My uncle paused with his index finger on one of the characters.

‘He was… How do I say this?’ He opened a translation app and looked for the right term. ‘An anonymous martyr. He died without name or honour. No one knew he had sacrificed his life for China. Eventually, the Japanese invaded British Malaya too. They threw Chinese babies into the air and spiked them.’

I watched our blond waiter serve tea at the next table. I felt like crying.

‘Well,’ I said, ‘at least it took two imperial powers to kill him.’

My uncle’s phone rang. It was a video call. He spoke briefly to my aunt, then passed his phone and earphones to me.

My aunt waved. She focused the camera on the medium at the temple—a man in a trance who was channelling Ji Gong.

‘Quick, ask your questions,’ she said. ‘There’s a big queue behind me.’

The waiter arrived with a second round of flat whites while I began talking to god on WhatsApp. I asked about my strange illness. My aunt translated.

‘The jacket is definitely the problem,’ she said. ‘You have a sixth sense, but it’s undeveloped. So you’re just a big idiot who goes around collecting ghosts you can’t see. Why do you take what isn’t yours?’

‘It looked cool?’ I said feebly.

She relayed instructions for getting rid of the spirit. They were pretty involved.

‘Can I write a story about this?’

‘Stories,’ said my aunt. ‘That’s all you think about!’

The god chuckled.

‘Well, I’ve been stuck lately,’ I said. ‘I’m desperate. And, by the way, how come William Blake could talk to angels and I can’t?’

‘“Oh no, I only got a ghost!”’ said my aunt. ‘“Oh no, I’m so stuck!” Are you on a boat to China being sent to your death? No, you are not.’

She looked down at me through the phone and made a face.

‘He says you’re banned from cemeteries for two years. You’ve had a Japanese firefighter. What kind of man-ghost do you want to bring home next?’

‘A South American?’

*

It was early March, unseasonably hot. My skin still bothered me. I wanted to shed it like a snake, step neatly out of it, start anew. Following the instructions my aunt gave me, I lay the jacket out on the front lawn, facing upwards.

‘It’s not you, it’s me,’ I said.

I had to leave it there for seven days, whatever the weather. If the jacket disappeared, I was not to go looking for it.

For days, the jacket baked in the heat. No one asked why the hell it was there. A FedEx envelope from my aunt arrived, containing three paper talismans. I burned one and mixed its ashes in a bucket of water, then added a makrut lime and flowers in five colours. In the shower, I tipped the bucket over my head, exclaiming at the cold. I burned and drank the second talisman with water. Like clockwork, I continued to wake up at three in the morning, but to dead silence.

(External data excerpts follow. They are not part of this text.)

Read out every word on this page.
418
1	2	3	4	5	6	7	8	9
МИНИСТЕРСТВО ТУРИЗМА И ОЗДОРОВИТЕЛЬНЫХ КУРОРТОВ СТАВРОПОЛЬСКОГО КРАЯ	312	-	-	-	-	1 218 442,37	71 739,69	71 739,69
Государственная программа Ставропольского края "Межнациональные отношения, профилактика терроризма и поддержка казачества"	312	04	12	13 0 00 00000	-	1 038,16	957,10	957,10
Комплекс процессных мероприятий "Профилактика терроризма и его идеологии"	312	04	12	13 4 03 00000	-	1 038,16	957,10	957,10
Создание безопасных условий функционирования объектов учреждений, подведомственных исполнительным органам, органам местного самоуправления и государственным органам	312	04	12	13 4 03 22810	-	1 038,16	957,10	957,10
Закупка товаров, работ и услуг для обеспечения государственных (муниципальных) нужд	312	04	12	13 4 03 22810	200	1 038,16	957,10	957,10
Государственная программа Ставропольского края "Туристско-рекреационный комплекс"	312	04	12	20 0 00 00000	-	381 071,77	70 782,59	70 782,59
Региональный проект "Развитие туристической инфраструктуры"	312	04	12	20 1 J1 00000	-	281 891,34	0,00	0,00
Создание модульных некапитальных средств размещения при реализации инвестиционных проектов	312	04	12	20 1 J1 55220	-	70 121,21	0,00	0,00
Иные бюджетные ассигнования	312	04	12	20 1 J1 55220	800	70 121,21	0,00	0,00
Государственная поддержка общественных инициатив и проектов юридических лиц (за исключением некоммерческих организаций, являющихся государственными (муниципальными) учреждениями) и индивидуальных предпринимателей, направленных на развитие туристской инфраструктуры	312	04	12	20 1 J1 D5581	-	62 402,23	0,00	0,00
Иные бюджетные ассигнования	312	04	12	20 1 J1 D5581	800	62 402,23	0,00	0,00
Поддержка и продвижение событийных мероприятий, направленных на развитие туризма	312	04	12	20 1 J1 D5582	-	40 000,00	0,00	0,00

One night it rained heavily. I stepped over the jacket on the way out to fill a prescription. When I returned, the jacket had found its way to the entrance to the building, under cover. I lifted it with a rake and moved it back.

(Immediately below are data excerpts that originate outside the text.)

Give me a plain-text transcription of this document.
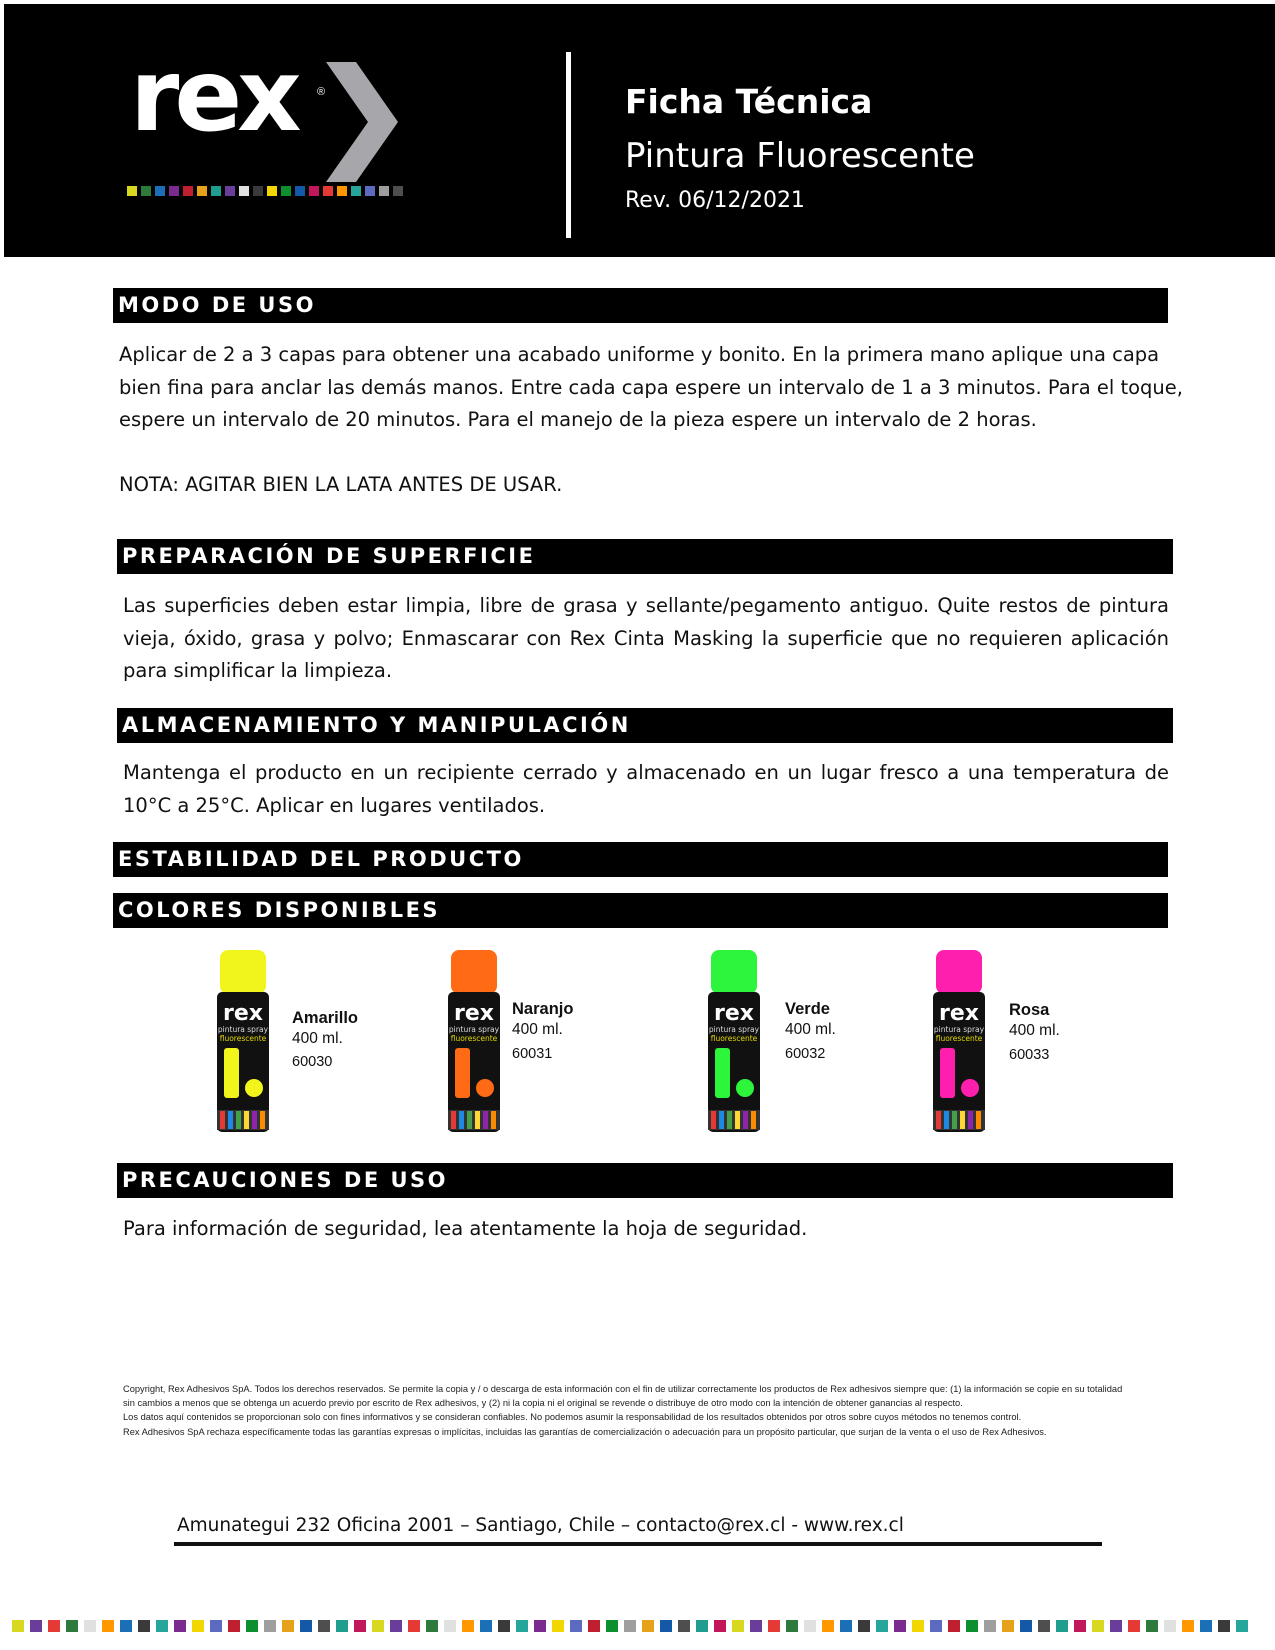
rex ®	Ficha Técnica
Pintura Fluorescente
Rev. 06/12/2021
MODO DE USO
Aplicar de 2 a 3 capas para obtener una acabado uniforme y bonito. En la primera mano aplique una capa
bien fina para anclar las demás manos. Entre cada capa espere un intervalo de 1 a 3 minutos. Para el toque,
espere un intervalo de 20 minutos. Para el manejo de la pieza espere un intervalo de 2 horas.
NOTA: AGITAR BIEN LA LATA ANTES DE USAR.
PREPARACIÓN DE SUPERFICIE
Las superficies deben estar limpia, libre de grasa y sellante/pegamento antiguo. Quite restos de pintura vieja, óxido, grasa y polvo; Enmascarar con Rex Cinta Masking la superficie que no requieren aplicación para simplificar la limpieza.
ALMACENAMIENTO Y MANIPULACIÓN
Mantenga el producto en un recipiente cerrado y almacenado en un lugar fresco a una temperatura de 10°C a 25°C. Aplicar en lugares ventilados.
ESTABILIDAD DEL PRODUCTO
COLORES DISPONIBLES
rex
pintura spray
fluorescente
Amarillo
400 ml.
60030
rex
pintura spray
fluorescente
Naranjo
400 ml.
60031
rex
pintura spray
fluorescente
Verde
400 ml.
60032
rex
pintura spray
fluorescente
Rosa
400 ml.
60033
PRECAUCIONES DE USO
Para información de seguridad, lea atentamente la hoja de seguridad.
Copyright, Rex Adhesivos SpA. Todos los derechos reservados. Se permite la copia y / o descarga de esta información con el fin de utilizar correctamente los productos de Rex adhesivos siempre que: (1) la información se copie en su totalidad
sin cambios a menos que se obtenga un acuerdo previo por escrito de Rex adhesivos, y (2) ni la copia ni el original se revende o distribuye de otro modo con la intención de obtener ganancias al respecto.
Los datos aquí contenidos se proporcionan solo con fines informativos y se consideran confiables. No podemos asumir la responsabilidad de los resultados obtenidos por otros sobre cuyos métodos no tenemos control.
Rex Adhesivos SpA rechaza específicamente todas las garantías expresas o implícitas, incluidas las garantías de comercialización o adecuación para un propósito particular, que surjan de la venta o el uso de Rex Adhesivos.
Amunategui 232 Oficina 2001 – Santiago, Chile – contacto@rex.cl - www.rex.cl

I’d been hoping the jacket would vanish rather than creep back in. My aunt had said that if didn’t disappear, I’d have to take the third paper talisman, hold it above the jacket, move it in three wide circles, then burn it on the road. Then I’d have to pack up the jacket and send it back to the dealer with no return address.

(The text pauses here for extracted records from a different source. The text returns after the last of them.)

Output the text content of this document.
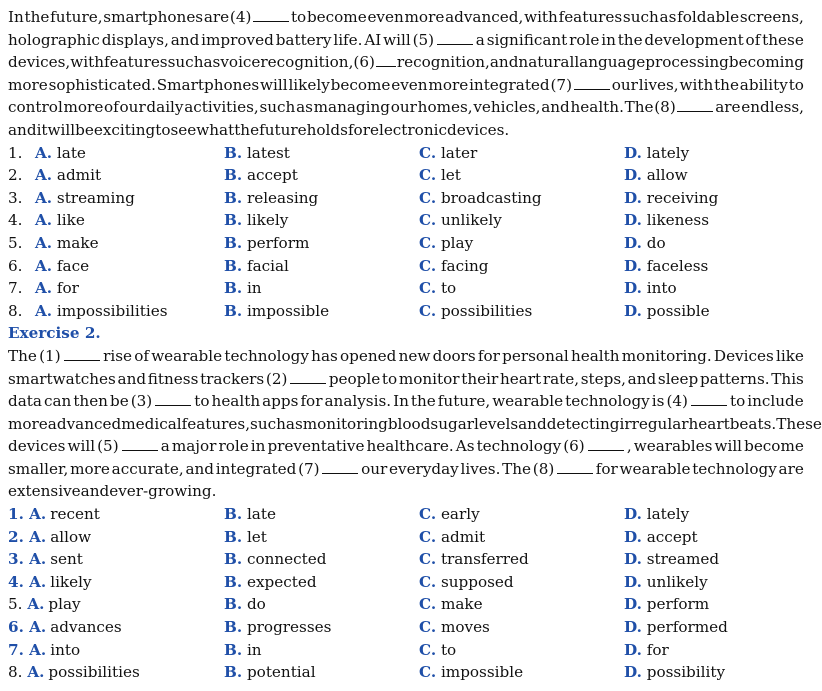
In the future, smartphones are (4)	to become even more advanced, with features such as foldable screens,
holographic displays, and improved battery life. AI will (5)	a significant role in the development of these
devices, with features such as voice recognition, (6) recognition, and natural language processing becoming
more sophisticated. Smartphones will likely become even more integrated (7)	our lives, with the ability to
control more of our daily activities, such as managing our homes, vehicles, and health. The (8)	are endless,
and it will be exciting to see what the future holds for electronic devices.
1. A. late	B. latest	C. later	D. lately
2. A. admit	B. accept	C. let	D. allow
3. A. streaming	B. releasing	C. broadcasting	D. receiving
4. A. like	B. likely	C. unlikely	D. likeness
5. A. make	B. perform	C. play	D. do
6. A. face	B. facial	C. facing	D. faceless
7. A. for	B. in	C. to	D. into
8. A. impossibilities	B. impossible	C. possibilities	D. possible
Exercise 2.
The (1)	rise of wearable technology has opened new doors for personal health monitoring. Devices like
smartwatches and fitness trackers (2)	people to monitor their heart rate, steps, and sleep patterns. This
data can then be (3)	to health apps for analysis. In the future, wearable technology is (4)	to include
more advanced medical features, such as monitoring blood sugar levels and detecting irregular heartbeats. These
devices will (5)	a major role in preventative healthcare. As technology (6)	, wearables will become
smaller, more accurate, and integrated (7)	our everyday lives. The (8)	for wearable technology are
extensive and ever-growing.
1. A. recent	B. late	C. early	D. lately
2. A. allow	B. let	C. admit	D. accept
3. A. sent	B. connected	C. transferred	D. streamed
4. A. likely	B. expected	C. supposed	D. unlikely
5. A. play	B. do	C. make	D. perform
6. A. advances	B. progresses	C. moves	D. performed
7. A. into	B. in	C. to	D. for
8. A. possibilities	B. potential	C. impossible	D. possibility
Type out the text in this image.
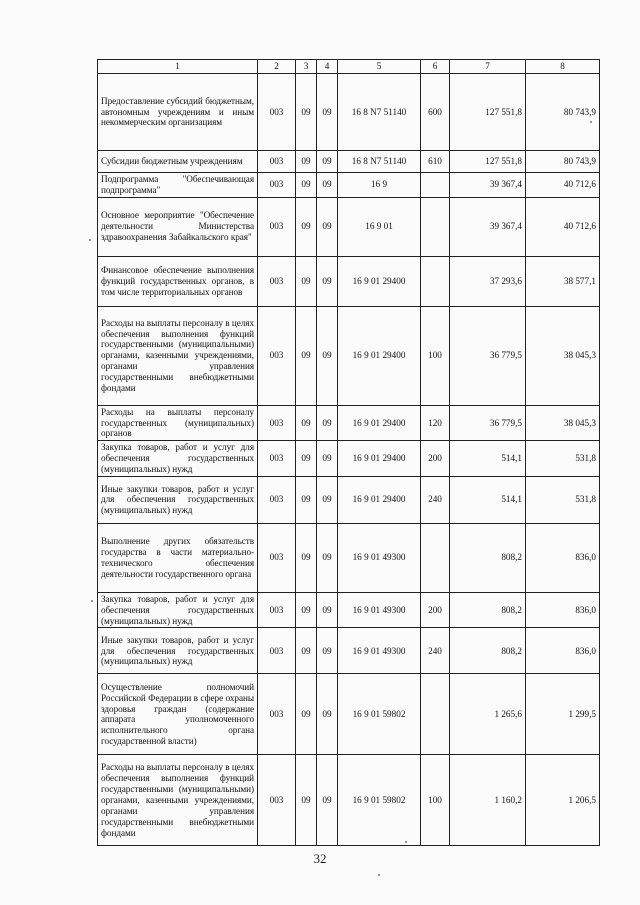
1	2	3	4	5	6	7	8
Предоставление субсидий бюджетным, автономным учреждениям и иным некоммерческим организациям	003	09	09	16 8 N7 51140	600	127 551,8	80 743,9
Субсидии бюджетным учреждениям	003	09	09	16 8 N7 51140	610	127 551,8	80 743,9
Подпрограмма "Обеспечивающая подпрограмма"	003	09	09	16 9		39 367,4	40 712,6
Основное мероприятие "Обеспечение деятельности Министерства здравоохранения Забайкальского края"	003	09	09	16 9 01		39 367,4	40 712,6
Финансовое обеспечение выполнения функций государственных органов, в том числе территориальных органов	003	09	09	16 9 01 29400		37 293,6	38 577,1
Расходы на выплаты персоналу в целях обеспечения выполнения функций государственными (муниципальными) органами, казенными учреждениями, органами управления государственными внебюджетными фондами	003	09	09	16 9 01 29400	100	36 779,5	38 045,3
Расходы на выплаты персоналу государственных (муниципальных) органов	003	09	09	16 9 01 29400	120	36 779,5	38 045,3
Закупка товаров, работ и услуг для обеспечения государственных (муниципальных) нужд	003	09	09	16 9 01 29400	200	514,1	531,8
Иные закупки товаров, работ и услуг для обеспечения государственных (муниципальных) нужд	003	09	09	16 9 01 29400	240	514,1	531,8
Выполнение других обязательств государства в части материально-технического обеспечения деятельности государственного органа	003	09	09	16 9 01 49300		808,2	836,0
Закупка товаров, работ и услуг для обеспечения государственных (муниципальных) нужд	003	09	09	16 9 01 49300	200	808,2	836,0
Иные закупки товаров, работ и услуг для обеспечения государственных (муниципальных) нужд	003	09	09	16 9 01 49300	240	808,2	836,0
Осуществление полномочий Российской Федерации в сфере охраны здоровья граждан (содержание аппарата уполномоченного исполнительного органа государственной власти)	003	09	09	16 9 01 59802		1 265,6	1 299,5
Расходы на выплаты персоналу в целях обеспечения выполнения функций государственными (муниципальными) органами, казенными учреждениями, органами управления государственными внебюджетными фондами	003	09	09	16 9 01 59802	100	1 160,2	1 206,5
32
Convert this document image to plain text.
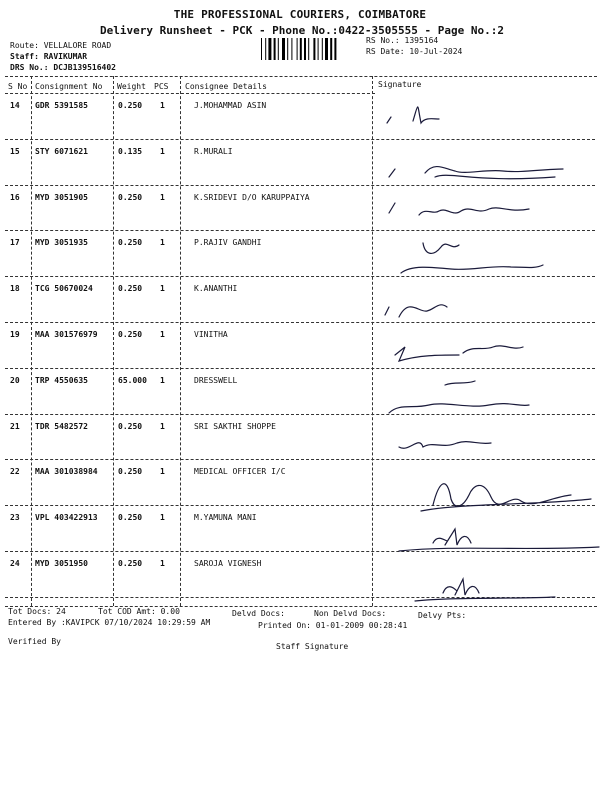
THE PROFESSIONAL COURIERS, COIMBATORE
Delivery Runsheet - PCK - Phone No.:0422-3505555 - Page No.:2
Route: VELLALORE ROAD
Staff: RAVIKUMAR
DRS No.: DCJB139516402
RS No.: 1395164
RS Date: 10-Jul-2024
S No Consignment No Weight PCS Consignee Details	Signature
14 GDR 5391585	0.250 1	J.MOHAMMAD ASIN
15 STY 6071621	0.135 1	R.MURALI
16 MYD 3051905	0.250 1	K.SRIDEVI D/O KARUPPAIYA
17 MYD 3051935	0.250 1	P.RAJIV GANDHI
18 TCG 50670024	0.250 1	K.ANANTHI
19 MAA 301576979	0.250 1	VINITHA
20 TRP 4550635	65.000 1	DRESSWELL
21 TDR 5482572	0.250 1	SRI SAKTHI SHOPPE
22 MAA 301038984	0.250 1	MEDICAL OFFICER I/C
23 VPL 403422913	0.250 1	M.YAMUNA MANI
24 MYD 3051950	0.250 1	SAROJA VIGNESH
Tot Docs: 24	Tot COD Amt: 0.00	Delvd Docs:	Non Delvd Docs:	Delvy Pts:
Entered By :KAVIPCK 07/10/2024 10:29:59 AM	Printed On: 01-01-2009 00:28:41
Verified By
Staff Signature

I imagined what it would be like, burning the talisman on the road in front of my flat, behind the ute belonging to builders working on the new duplex opposite. The duplex owners had partially moved in. A porcelain statue of the Virgin Mary gazed out from their front window, spreading her white arms, pitying all.

*

On the last of the seven nights, I woke up as usual. I went to the entrance, turned on the light, and looked out across the lawn.

The jacket sat up. It filled out, as if worn by an invisible person, who proceeded to stand and walk out the front gate, away from the flats. Sleeves swinging, the jacket floated down the curving road until it merged with the night.

‘Jesus Christ,’ I said.

The Virgin Mary across the street, tastefully illuminated, pursed her lips.

I stood there for a while after the jacket had disappeared. Then I went in to find a notebook and sat on the front steps writing until sunrise.

At nine, I met Kazumi for breakfast. The itch was gone.